Expectedly, this didn’t go down well with the audience, and thus began perhaps the most confrontational interview THiNK has seen in three editions. Repeatedly, Shoma attacked Grenier for the CIA’s intransigence, for its arrogance in painting the Taliban simply as religious extremists not worthy of dialogue. Grenier didn’t help his case with obstructionist waffle, refusing to directly answer any of the questions, opting instead for vague statements about truth, justice and the American way. It became clear that the US, like most of the ‘civilised’ world, refused to look at the Taliban as rational actors, preferring instead to paint them as fundamentalist fanatics.

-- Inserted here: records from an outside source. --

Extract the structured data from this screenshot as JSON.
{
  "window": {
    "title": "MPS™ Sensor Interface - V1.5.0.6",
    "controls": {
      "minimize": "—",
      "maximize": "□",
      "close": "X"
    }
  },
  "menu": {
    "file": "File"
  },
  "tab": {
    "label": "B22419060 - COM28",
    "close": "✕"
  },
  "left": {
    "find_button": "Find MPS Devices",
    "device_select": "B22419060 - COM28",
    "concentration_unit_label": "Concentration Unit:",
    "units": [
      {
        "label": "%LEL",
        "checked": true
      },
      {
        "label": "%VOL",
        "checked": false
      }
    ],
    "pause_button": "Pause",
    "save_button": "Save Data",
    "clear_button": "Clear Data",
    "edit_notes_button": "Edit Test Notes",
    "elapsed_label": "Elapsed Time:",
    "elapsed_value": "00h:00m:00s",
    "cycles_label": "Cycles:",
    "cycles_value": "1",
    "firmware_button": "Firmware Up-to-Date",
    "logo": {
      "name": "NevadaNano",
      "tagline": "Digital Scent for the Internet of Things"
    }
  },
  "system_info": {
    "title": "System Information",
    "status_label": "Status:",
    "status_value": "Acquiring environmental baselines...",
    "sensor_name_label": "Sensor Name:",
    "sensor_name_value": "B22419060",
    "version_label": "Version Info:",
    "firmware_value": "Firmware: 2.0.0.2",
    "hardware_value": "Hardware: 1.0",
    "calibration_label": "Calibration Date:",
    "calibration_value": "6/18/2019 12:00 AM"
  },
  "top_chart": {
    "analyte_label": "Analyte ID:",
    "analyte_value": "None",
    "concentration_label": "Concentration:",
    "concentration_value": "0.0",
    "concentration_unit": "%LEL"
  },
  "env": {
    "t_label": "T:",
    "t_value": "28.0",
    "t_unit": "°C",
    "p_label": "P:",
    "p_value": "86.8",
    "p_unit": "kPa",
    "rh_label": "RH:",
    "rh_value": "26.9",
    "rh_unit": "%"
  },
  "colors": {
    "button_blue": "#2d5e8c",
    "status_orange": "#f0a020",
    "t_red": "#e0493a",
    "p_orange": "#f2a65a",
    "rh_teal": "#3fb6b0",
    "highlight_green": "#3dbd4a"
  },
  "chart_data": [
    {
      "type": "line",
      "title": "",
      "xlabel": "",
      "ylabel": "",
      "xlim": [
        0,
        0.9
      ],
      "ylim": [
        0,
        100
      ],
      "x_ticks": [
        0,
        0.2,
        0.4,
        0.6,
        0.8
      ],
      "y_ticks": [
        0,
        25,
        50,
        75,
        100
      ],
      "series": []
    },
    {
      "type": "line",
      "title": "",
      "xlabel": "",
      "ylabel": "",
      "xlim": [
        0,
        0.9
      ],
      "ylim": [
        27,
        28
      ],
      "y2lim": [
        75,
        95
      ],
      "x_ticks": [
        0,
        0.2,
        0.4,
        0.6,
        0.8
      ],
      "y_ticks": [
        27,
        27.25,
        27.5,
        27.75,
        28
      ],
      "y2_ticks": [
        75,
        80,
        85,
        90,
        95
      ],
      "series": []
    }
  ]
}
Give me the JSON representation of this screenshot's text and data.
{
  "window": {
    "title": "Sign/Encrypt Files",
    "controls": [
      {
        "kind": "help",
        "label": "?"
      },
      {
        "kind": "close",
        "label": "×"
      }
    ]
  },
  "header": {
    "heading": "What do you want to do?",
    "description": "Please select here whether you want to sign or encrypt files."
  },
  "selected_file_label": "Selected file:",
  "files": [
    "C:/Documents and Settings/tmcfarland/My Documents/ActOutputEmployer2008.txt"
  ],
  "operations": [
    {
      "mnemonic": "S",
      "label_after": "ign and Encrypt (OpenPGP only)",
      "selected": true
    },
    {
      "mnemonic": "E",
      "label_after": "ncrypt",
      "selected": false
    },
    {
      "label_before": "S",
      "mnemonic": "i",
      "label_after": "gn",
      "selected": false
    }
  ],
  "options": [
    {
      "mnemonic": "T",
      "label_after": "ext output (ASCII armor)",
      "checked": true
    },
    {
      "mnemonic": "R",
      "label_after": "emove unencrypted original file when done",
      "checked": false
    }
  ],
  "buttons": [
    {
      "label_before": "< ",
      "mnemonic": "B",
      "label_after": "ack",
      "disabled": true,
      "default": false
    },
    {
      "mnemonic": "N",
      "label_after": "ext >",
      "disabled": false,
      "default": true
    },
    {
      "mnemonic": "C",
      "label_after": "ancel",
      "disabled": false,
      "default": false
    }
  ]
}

It was truly bizarre; the Taliban representative suddenly seemed the more reasonable panelist, drawing applause and cheers with his talk of compromise and change. Of course, there is much fodder for criticism of the Taliban, who for almost seven years, formed one of the most regressive regimes in the world. Women’s rights, for instance, were trampled upon in a manner that was almost unprecedented in the post-medieval world. In the audience’s mind, however, Grenier’s obfuscations and Zaeef’s measured tone meant that the latter left the session seeming almost progressive.
That impression, however, was dispelled somewhat in a second session with Mullah Zaeef on the final day. The session had been called partly because the first, primarily about the geopolitics of the Afghan war, had seemed to some to be too soft on him, and Shoma was able to press Zaeef on the Taliban regime’s record. Zaeef’s answers demonstrated the benefits of talking; that first session, it seemed, had taught him how to obfuscate with élan. Every time he was asked about the regime’s oppression of women, he stuck to his talking points. When the Taliban came to power, he said again and again, it had three priorities: disarming the population, build a united Afghanistan, put in place a national government. Empowering women, it seemed, was simply forgotten. Shoma pressed, essentially asking the same question in different words. Zaeef responded with a vague statement about how they had “budget problems”, before reiterating the three priorities. Further pressing, further waffle. 1994 was a different time, he said. If the Taliban ever came back to power, things would be different. But the situation would be similarly volatile. No, you see, in 1994, we had three priorities… Amidst the noise, though, it was easy to miss the most important thing he said. In 1994, the Taliban, he admitted, was too insular, too unexposed to universal principles of human rights. Mistakes were made, which wouldn’t be repeated in the future. Women form half of the electorate, he said, and for the Taliban to come back to power, they would have to protect women’s rights and liberties. Of course, it’s not too certain how much influence Zaeef has left among the Taliban, but the contrition he showed does hold great hope for the future.